Plus clairement que jamais, Ish comprenait qu’il pouvait être le fondateur d’une religion. Sa parole faisait loi auprès des enfants. Avec un peu d’insistance, il graverait ce qu’il voudrait dans l’esprit de ses élèves. Il pouvait leur dire que Dieu avait créé le monde en six jours. Ils le croiraient. Il pouvait déclarer, conformément à la vieille légende indienne, que le monde est l’œuvre d’un vieux coyote humain. Ils le croiraient.
Mais en toute sincérité, qu’enseignerait-il ? Une des théories exposées jadis par son professeur du cosmogonie ? Ils l’accepteraient aussi bien, quoique leur difficulté ne permît pas tout à fait d’être aussi attractives que les précédentes hypothèses.
En réalité, n’importe quel système pouvait donner naissance à une religion. De nouveau, comme vingt ans plus tôt, cette idée le révolta, car la sincérité de son scepticisme lui tenait à cœur.

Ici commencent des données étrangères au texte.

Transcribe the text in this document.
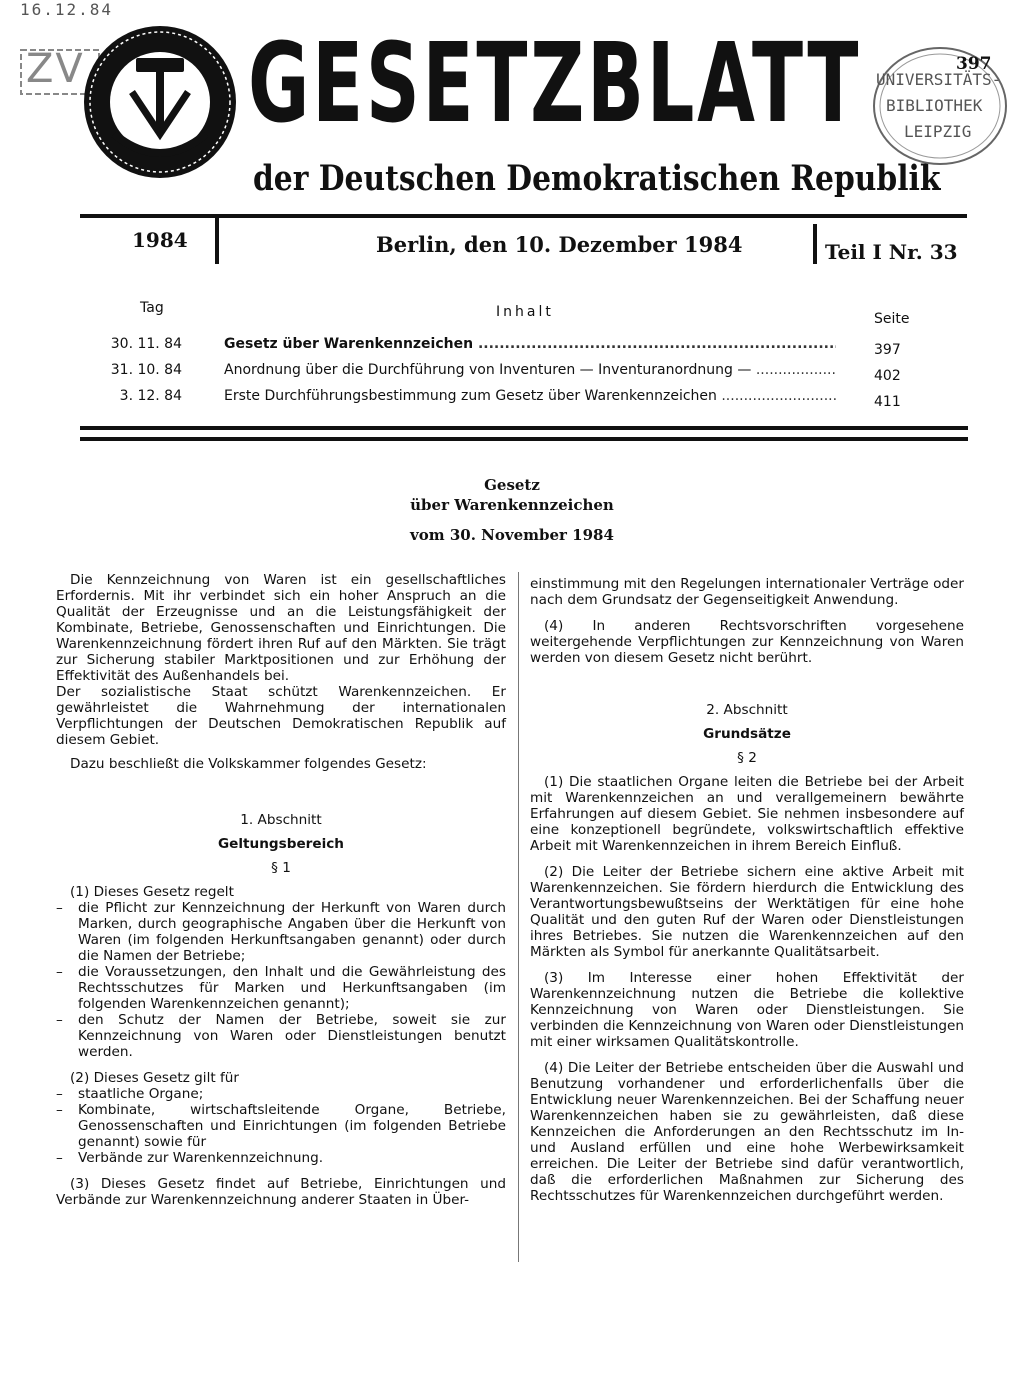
16.12.84
ZV GESETZBLATT
der Deutschen Demokratischen Republik
UNIVERSITÄTS-
BIBLIOTHEK
LEIPZIG
397
1984	Berlin, den 10. Dezember 1984	Teil I Nr. 33
Tag	Inhalt	Seite
30. 11. 84	Gesetz über Warenkennzeichen .....	397
31. 10. 84	Anordnung über die Durchführung von Inventuren — Inventuranordnung — .....	402
3. 12. 84	Erste Durchführungsbestimmung zum Gesetz über Warenkennzeichen .....	411
Gesetz
über Warenkennzeichen
vom 30. November 1984

Die Kennzeichnung von Waren ist ein gesellschaftliches Erfordernis. Mit ihr verbindet sich ein hoher Anspruch an die Qualität der Erzeugnisse und an die Leistungsfähigkeit der Kombinate, Betriebe, Genossenschaften und Einrichtungen. Die Warenkennzeichnung fördert ihren Ruf auf den Märkten. Sie trägt zur Sicherung stabiler Marktpositionen und zur Erhöhung der Effektivität des Außenhandels bei.

Der sozialistische Staat schützt Warenkennzeichen. Er gewährleistet die Wahrnehmung der internationalen Verpflichtungen der Deutschen Demokratischen Republik auf diesem Gebiet.

Dazu beschließt die Volkskammer folgendes Gesetz:

1. Abschnitt

Geltungsbereich

§ 1

(1) Dieses Gesetz regelt

– die Pflicht zur Kennzeichnung der Herkunft von Waren durch Marken, durch geographische Angaben über die Herkunft von Waren (im folgenden Herkunftsangaben genannt) oder durch die Namen der Betriebe;

– die Voraussetzungen, den Inhalt und die Gewährleistung des Rechtsschutzes für Marken und Herkunftsangaben (im folgenden Warenkennzeichen genannt);

– den Schutz der Namen der Betriebe, soweit sie zur Kennzeichnung von Waren oder Dienstleistungen benutzt werden.

(2) Dieses Gesetz gilt für

– staatliche Organe;

– Kombinate, wirtschaftsleitende Organe, Betriebe, Genossenschaften und Einrichtungen (im folgenden Betriebe genannt) sowie für

– Verbände zur Warenkennzeichnung.

(3) Dieses Gesetz findet auf Betriebe, Einrichtungen und Verbände zur Warenkennzeichnung anderer Staaten in Über-

einstimmung mit den Regelungen internationaler Verträge oder nach dem Grundsatz der Gegenseitigkeit Anwendung.

(4) In anderen Rechtsvorschriften vorgesehene weitergehende Verpflichtungen zur Kennzeichnung von Waren werden von diesem Gesetz nicht berührt.

2. Abschnitt

Grundsätze

§ 2

(1) Die staatlichen Organe leiten die Betriebe bei der Arbeit mit Warenkennzeichen an und verallgemeinern bewährte Erfahrungen auf diesem Gebiet. Sie nehmen insbesondere auf eine konzeptionell begründete, volkswirtschaftlich effektive Arbeit mit Warenkennzeichen in ihrem Bereich Einfluß.

(2) Die Leiter der Betriebe sichern eine aktive Arbeit mit Warenkennzeichen. Sie fördern hierdurch die Entwicklung des Verantwortungsbewußtseins der Werktätigen für eine hohe Qualität und den guten Ruf der Waren oder Dienstleistungen ihres Betriebes. Sie nutzen die Warenkennzeichen auf den Märkten als Symbol für anerkannte Qualitätsarbeit.

(3) Im Interesse einer hohen Effektivität der Warenkennzeichnung nutzen die Betriebe die kollektive Kennzeichnung von Waren oder Dienstleistungen. Sie verbinden die Kennzeichnung von Waren oder Dienstleistungen mit einer wirksamen Qualitätskontrolle.

(4) Die Leiter der Betriebe entscheiden über die Auswahl und Benutzung vorhandener und erforderlichenfalls über die Entwicklung neuer Warenkennzeichen. Bei der Schaffung neuer Warenkennzeichen haben sie zu gewährleisten, daß diese Kennzeichen die Anforderungen an den Rechtsschutz im In- und Ausland erfüllen und eine hohe Werbewirksamkeit erreichen. Die Leiter der Betriebe sind dafür verantwortlich, daß die erforderlichen Maßnahmen zur Sicherung des Rechtsschutzes für Warenkennzeichen durchgeführt werden.
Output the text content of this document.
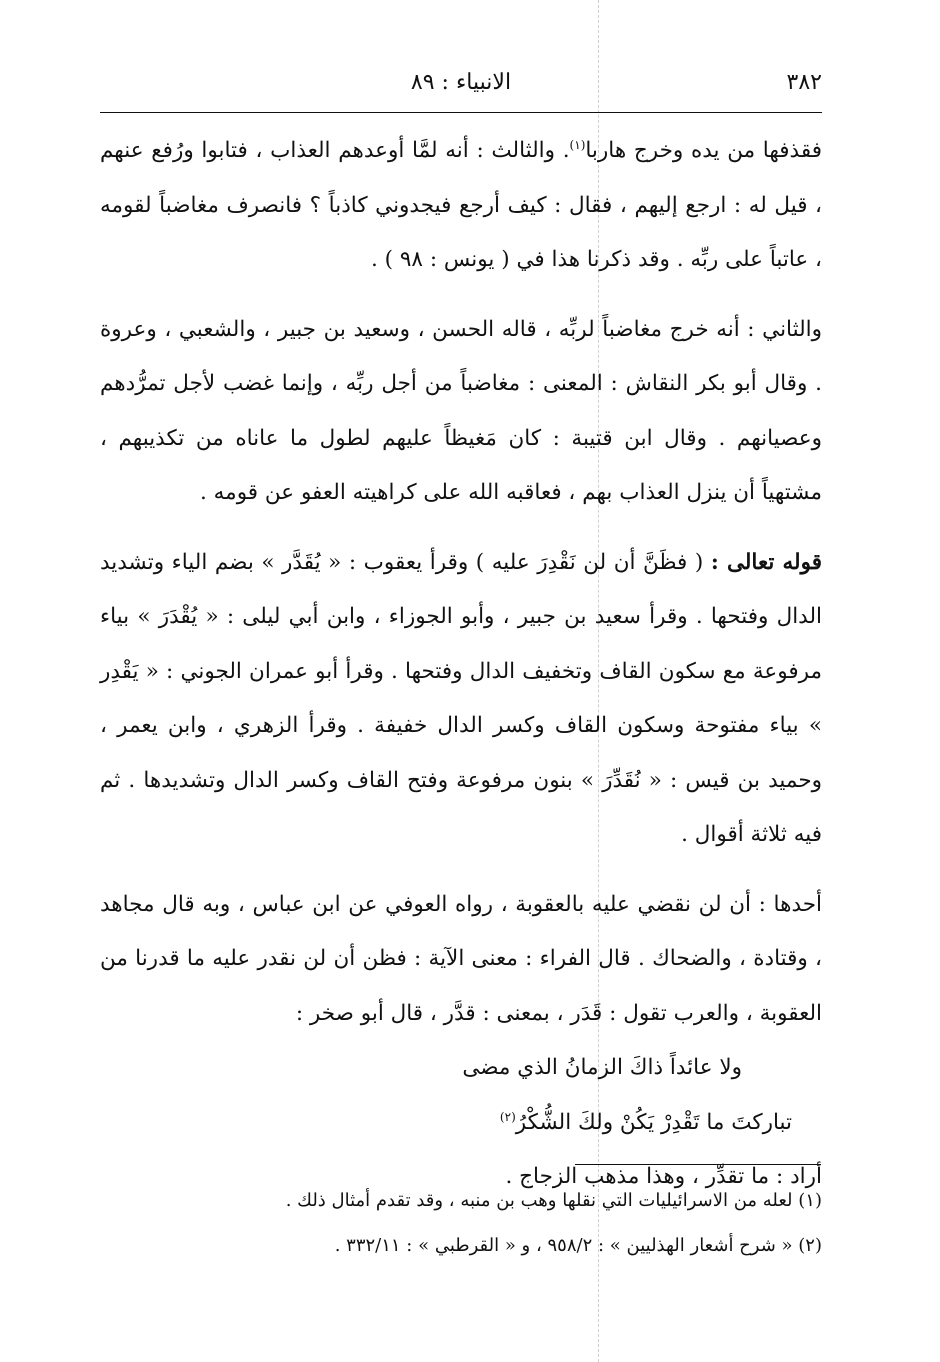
٣٨٢
الانبياء : ٨٩

فقذفها من يده وخرج هاربا$^{(١)}$. والثالث : أنه لمَّا أوعدهم العذاب ، فتابوا ورُفع عنهم ، قيل له : ارجع إليهم ، فقال : كيف أرجع فيجدوني كاذباً ؟ فانصرف مغاضباً لقومه ، عاتباً على ربِّه . وقد ذكرنا هذا في ( يونس : ٩٨ ) .

والثاني : أنه خرج مغاضباً لربِّه ، قاله الحسن ، وسعيد بن جبير ، والشعبي ، وعروة . وقال أبو بكر النقاش : المعنى : مغاضباً من أجل ربِّه ، وإنما غضب لأجل تمرُّدهم وعصيانهم . وقال ابن قتيبة : كان مَغيظاً عليهم لطول ما عاناه من تكذيبهم ، مشتهياً أن ينزل العذاب بهم ، فعاقبه الله على كراهيته العفو عن قومه .

قوله تعالى : ( فظَنَّ أن لن نَقْدِرَ عليه ) وقرأ يعقوب : « يُقَدَّر » بضم الياء وتشديد الدال وفتحها . وقرأ سعيد بن جبير ، وأبو الجوزاء ، وابن أبي ليلى : « يُقْدَرَ » بياء مرفوعة مع سكون القاف وتخفيف الدال وفتحها . وقرأ أبو عمران الجوني : « يَقْدِر » بياء مفتوحة وسكون القاف وكسر الدال خفيفة . وقرأ الزهري ، وابن يعمر ، وحميد بن قيس : « نُقَدِّرَ » بنون مرفوعة وفتح القاف وكسر الدال وتشديدها . ثم فيه ثلاثة أقوال .

أحدها : أن لن نقضي عليه بالعقوبة ، رواه العوفي عن ابن عباس ، وبه قال مجاهد ، وقتادة ، والضحاك . قال الفراء : معنى الآية : فظن أن لن نقدر عليه ما قدرنا من العقوبة ، والعرب تقول : قَدَر ، بمعنى : قدَّر ، قال أبو صخر :

ولا عائداً ذاكَ الزمانُ الذي مضى

تباركتَ ما تَقْدِرْ يَكُنْ ولكَ الشُّكْرُ$^{(٢)}$

أراد : ما تقدِّر ، وهذا مذهب الزجاج .

(١) لعله من الاسرائيليات التي نقلها وهب بن منبه ، وقد تقدم أمثال ذلك .

(٢) « شرح أشعار الهذليين » : ٩٥٨/٢ ، و « القرطبي » : ٣٣٢/١١ .
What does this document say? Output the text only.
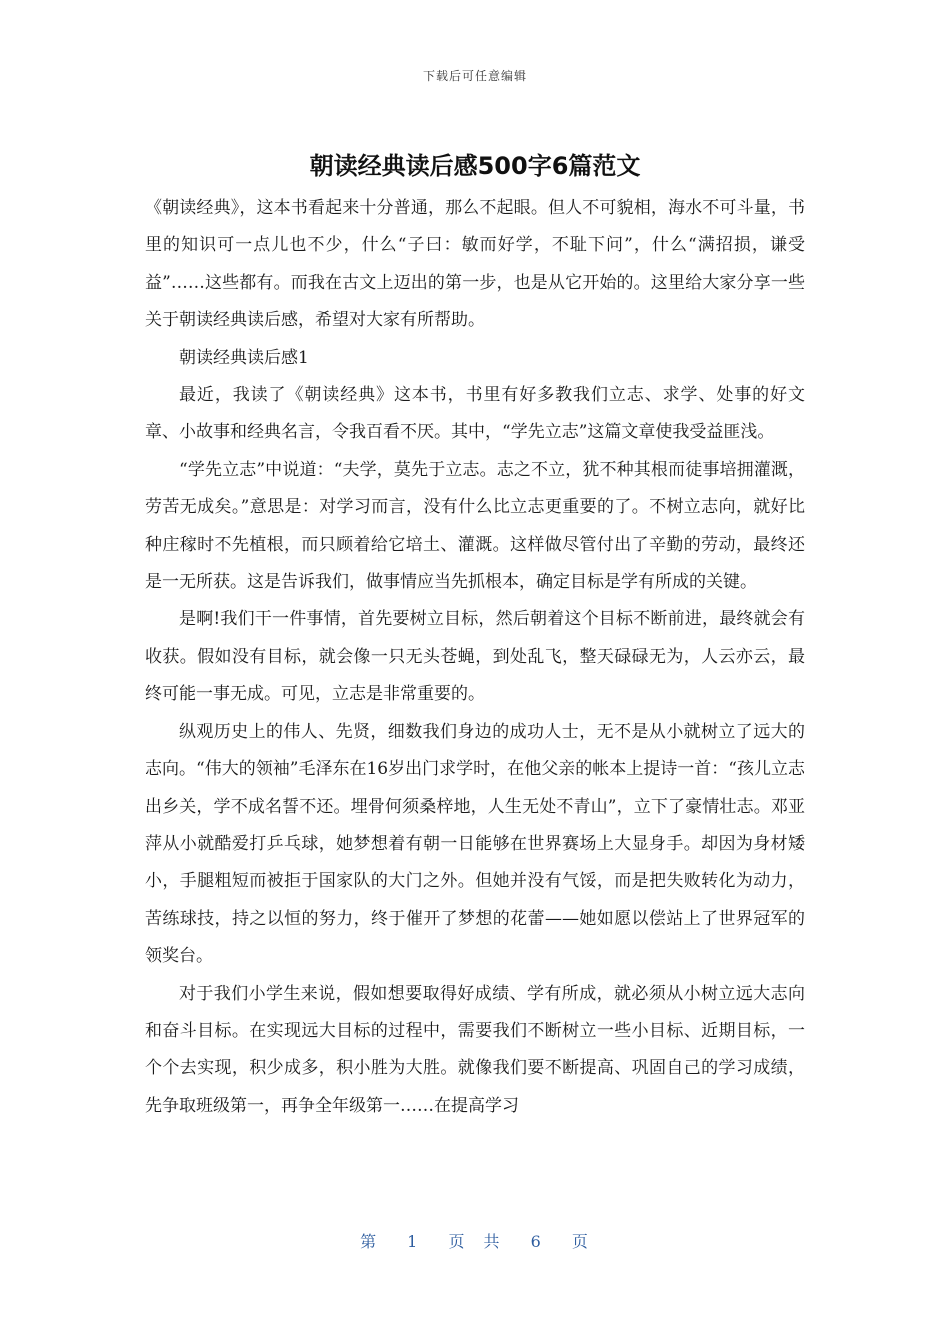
下载后可任意编辑
朝读经典读后感500字6篇范文

《朝读经典》，这本书看起来十分普通，那么不起眼。但人不可貌相，海水不可斗量，书里的知识可一点儿也不少，什么“子曰：敏而好学，不耻下问”，什么“满招损，谦受益”……这些都有。而我在古文上迈出的第一步，也是从它开始的。这里给大家分享一些关于朝读经典读后感，希望对大家有所帮助。

朝读经典读后感1

最近，我读了《朝读经典》这本书，书里有好多教我们立志、求学、处事的好文章、小故事和经典名言，令我百看不厌。其中，“学先立志”这篇文章使我受益匪浅。

“学先立志”中说道：“夫学，莫先于立志。志之不立，犹不种其根而徒事培拥灌溉，劳苦无成矣。”意思是：对学习而言，没有什么比立志更重要的了。不树立志向，就好比种庄稼时不先植根，而只顾着给它培土、灌溉。这样做尽管付出了辛勤的劳动，最终还是一无所获。这是告诉我们，做事情应当先抓根本，确定目标是学有所成的关键。

是啊!我们干一件事情，首先要树立目标，然后朝着这个目标不断前进，最终就会有收获。假如没有目标，就会像一只无头苍蝇，到处乱飞，整天碌碌无为，人云亦云，最终可能一事无成。可见，立志是非常重要的。

纵观历史上的伟人、先贤，细数我们身边的成功人士，无不是从小就树立了远大的志向。“伟大的领袖”毛泽东在16岁出门求学时，在他父亲的帐本上提诗一首：“孩儿立志出乡关，学不成名誓不还。埋骨何须桑梓地，人生无处不青山”，立下了豪情壮志。邓亚萍从小就酷爱打乒乓球，她梦想着有朝一日能够在世界赛场上大显身手。却因为身材矮小，手腿粗短而被拒于国家队的大门之外。但她并没有气馁，而是把失败转化为动力，苦练球技，持之以恒的努力，终于催开了梦想的花蕾——她如愿以偿站上了世界冠军的领奖台。

对于我们小学生来说，假如想要取得好成绩、学有所成，就必须从小树立远大志向和奋斗目标。在实现远大目标的过程中，需要我们不断树立一些小目标、近期目标，一个个去实现，积少成多，积小胜为大胜。就像我们要不断提高、巩固自己的学习成绩，先争取班级第一，再争全年级第一……在提高学习

第 1 页 共 6 页
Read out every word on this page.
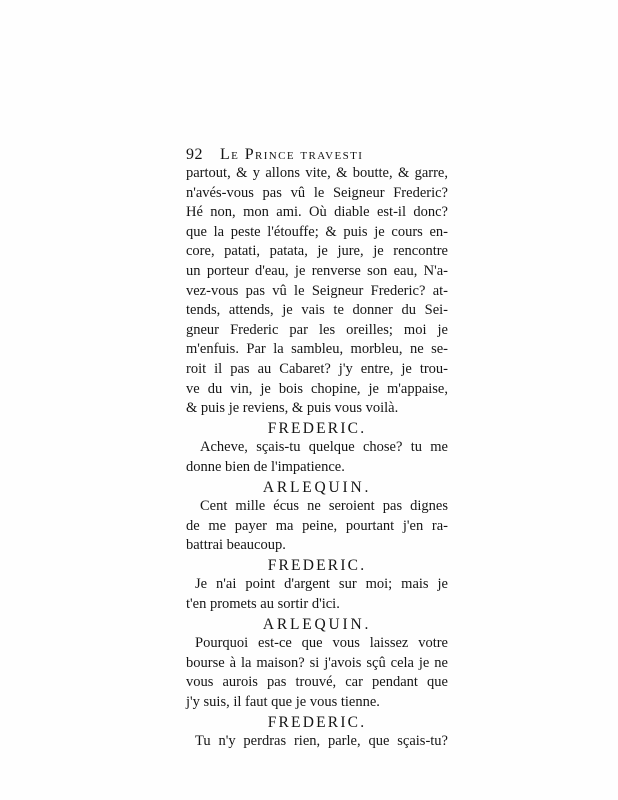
92 Le Prince travesti
partout, & y allons vite, & boutte, & garre,
n'avés-vous pas vû le Seigneur Frederic?
Hé non, mon ami. Où diable est-il donc?
que la peste l'étouffe; & puis je cours en-
core, patati, patata, je jure, je rencontre
un porteur d'eau, je renverse son eau, N'a-
vez-vous pas vû le Seigneur Frederic? at-
tends, attends, je vais te donner du Sei-
gneur Frederic par les oreilles; moi je
m'enfuis. Par la sambleu, morbleu, ne se-
roit il pas au Cabaret? j'y entre, je trou-
ve du vin, je bois chopine, je m'appaise,
& puis je reviens, & puis vous voilà.
FREDERIC.
Acheve, sçais-tu quelque chose? tu me
donne bien de l'impatience.
ARLEQUIN.
Cent mille écus ne seroient pas dignes
de me payer ma peine, pourtant j'en ra-
battrai beaucoup.
FREDERIC.
Je n'ai point d'argent sur moi; mais je
t'en promets au sortir d'ici.
ARLEQUIN.
Pourquoi est-ce que vous laissez votre
bourse à la maison? si j'avois sçû cela je ne
vous aurois pas trouvé, car pendant que
j'y suis, il faut que je vous tienne.
FREDERIC.
Tu n'y perdras rien, parle, que sçais-tu?
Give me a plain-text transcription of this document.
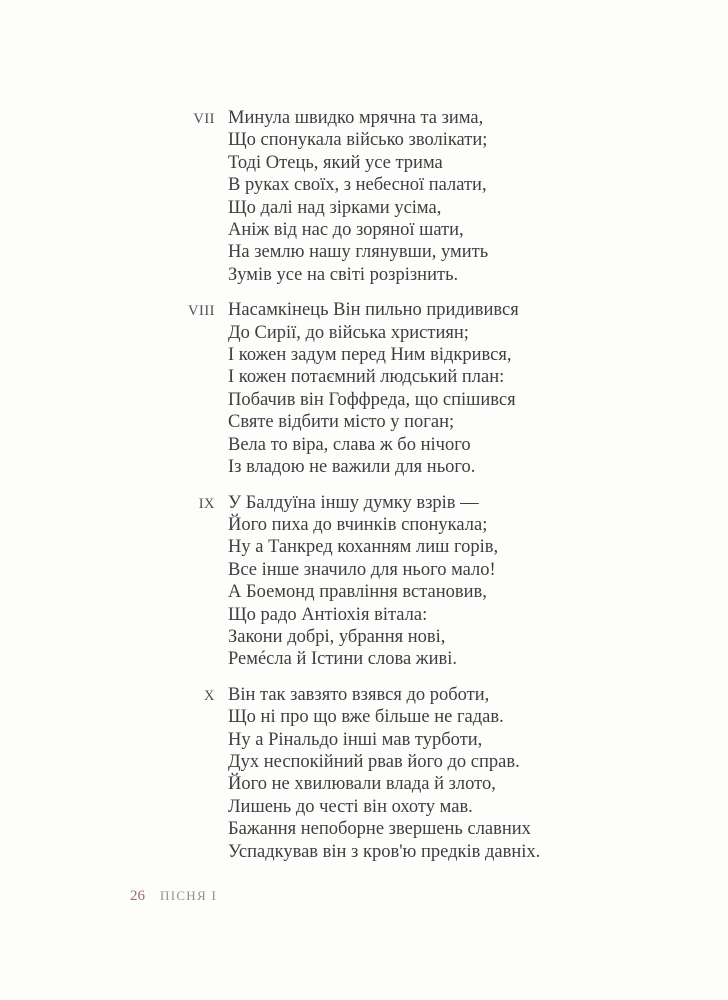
VII Минула швидко мрячна та зима,
Що спонукала військо зволікати;
Тоді Отець, який усе трима
В руках своїх, з небесної палати,
Що далі над зірками усіма,
Аніж від нас до зоряної шати,
На землю нашу глянувши, умить
Зумів усе на світі розрізнить.
VIII Насамкінець Він пильно придивився
До Сирії, до війська християн;
І кожен задум перед Ним відкрився,
І кожен потаємний людський план:
Побачив він Гоффреда, що спішився
Святе відбити місто у поган;
Вела то віра, слава ж бо нічого
Із владою не важили для нього.
IX У Балдуїна іншу думку взрів —
Його пиха до вчинків спонукала;
Ну а Танкред коханням лиш горів,
Все інше значило для нього мало!
А Боемонд правління встановив,
Що радо Антіохія вітала:
Закони добрі, убрання нові,
Ремéсла й Істини слова живі.
X Він так завзято взявся до роботи,
Що ні про що вже більше не гадав.
Ну а Рінальдо інші мав турботи,
Дух неспокійний рвав його до справ.
Його не хвилювали влада й злото,
Лишень до честі він охоту мав.
Бажання непоборне звершень славних
Успадкував він з кров'ю предків давніх.
26 ПІСНЯ I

« Mieux vaut, pensa-t-il tout haut en se remémorant un passage d’une de ses lectures, n’avoir aucune opinion de Dieu que de s’en faire une indigne de lui. »
Il alluma une autre cigarette et s’enfonça dans son fauteuil… Cependant c’était une lacune. Si on ne la comblait pas, dans trois ou quatre générations, ses descendants peut-être procéderaient à des incantations, obéiraient servilement à des sorciers, pratiqueraient les rites de l’anthropophagie. L’envoûtement, le chamanisme, les tabous reviendraient parmi eux.
Un remords le fit tressaillir. Oui, déjà la Tribu avait ses tabous et, sans le vouloir, il en était l’instigateur.
Le cas d’Evie, par exemple. Il l’avait discuté depuis longtemps avec Em et Ezra. Les petits attardés auxquels Evie pourrait donner le jour seraient un souci et un boulet pour la Tribu. Et par leurs soins, elle était devenue une intouchable aux yeux des garçons. Evie, avec ses cheveux blonds et ses grands yeux bleus effarés, était peut-être la plus jolie fille de la Tribu. Mais, Ish en était sûr, aucun des garçons ne l’avait convoitée. Ils ne craignaient pas que quelque chose leur arrive s’ils l’approchaient, mais cette idée ne leur était simplement jamais venue à l’esprit. L’interdit était plus fort que la loi. Evie était tabou.
Et il y avait le problème voisin de la fidélité. Redoutant les désordres engendrés par la jalousie, les plus anciens avaient moins enseigné la fidélité conjugale qu’ils ne l’avaient instituée. Les jeunes étaient mariés le plus tôt possible. Parce qu’à leurs yeux elle avait toujours été là, la bigamie d’Ezra ne soulevait pas de questions. Bien qu’Ish ne doutât pas de l’utilité de cette pratique dans leur situation, son acceptation, relevant plus de la foi que de la raison, la rapprochant fort d’un tabou. La première infraction – et elle se produirait sûrement – provoquerait un terrible scandale.